One of Williams’ most famous cases is that of Oxlade-Chamberlain, who suffered multiple injuries in a Champions League semi-final in April 2018. “He blew his ACL and the outside of his knee – it was horrendous. I am always honest so I said to him, ‘Look, without question this could be career-threatening. But I have been doing this a very long time and my return to play record for this injury is 90 per cent at the same level and the average time is 13 months out.’ It was a remarkable case but he’s showing signs that he will get back to a full return. He went through hell and back. He’s got balls."
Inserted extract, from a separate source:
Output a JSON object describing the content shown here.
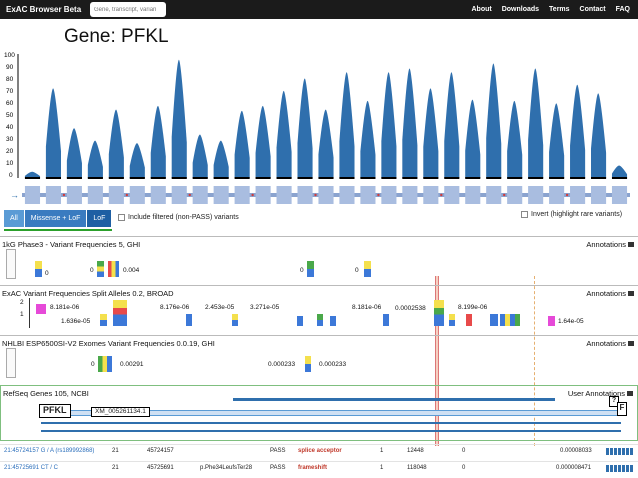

Another aspect of managing expectations for his clients comes with explaining how long it will take them to regain the form and fitness at which they were operating before injury struck. "With a standard ACL they improve for 18 months to two years. They might be back on the pitch in eight months but they are not right; they are slow; they haven’t got that spark. But second season back they can. I tell the players, ‘You are going to get quite depressed, you will think you have lost it. You are back but you won’t be right until the second season’."

Oxlade-Chamberlain's knee injury explained

His injuries explained - Front view of Oxlade-Chamberlain’s right knee
His injuries explained - Front view of Oxlade-Chamberlain’s right knee

Williams is similarly impressed by May, the winger whose injuries, back in late 2015, were even worse than Oxlade-Chamberlain’s. “He’s had three ligament injuries and he dislocated his knee,” Williams says. "He’s a speed merchant and Jonny is quicker now than he was prior to injury. That’s not down to me – I removed two hamstring tendons [from] both legs, and a patellar tendon from the front to do his three ligaments. After that, it’s all him and his commitment to training. He would be in his bedroom and you could hear him screaming to get his leg moving and he would lock the door to stop anyone coming in. He’s an extraordinary professional.”

For Williams preparing to operate is a bit like a footballer preparing for a game. “Like a lot of players I visualise my surgery before I do it,” he says. “If it’s a complex case the biggest thing is time pressure so sometimes the evening before I will draw the anatomy, especially if I have to go in in an unusual way – such as the back of the knee, layer by layer.

“I draw it, go to bed and close my eyes and go through the whole operation from positioning the patient asleep, set up, what I do first, second, third. Because if you don’t have your order planned you waste time and you often do the surgery with a tourniquet on which gives you two hours after which the lack of blood supply will damage the muscle, the nerves and you can ruin a limb. With the actual surgery I am usually at great peace even though it’s a risky business.”

Not all of Williams' clients have the same careful attitude to procedure. He recalls one instance of being asked to bypass a full medical check on a player who had signed for a club on transfer deadline day because his new employers wanted to parade him on the pitch at half-time of their game that night.

Then again, as Williams points out, there is an element of risk with every footballer given the rigours of their industry. "I remember doing the medical on one record signing for a club and you could hear one of his knees move. Someone from the club asked how it was, and I said: 'Like most players he’s got this and this.’ He said: ‘What do you mean? You realise this is the biggest signing in British history and your head is on the block?’

"All I could say was: ‘Well, he’s got this and this but he has played every game this season bar one and there is no inflammation. He’s probably fine.' And, of course, he was. But all footballers, to some extent, are damaged goods.”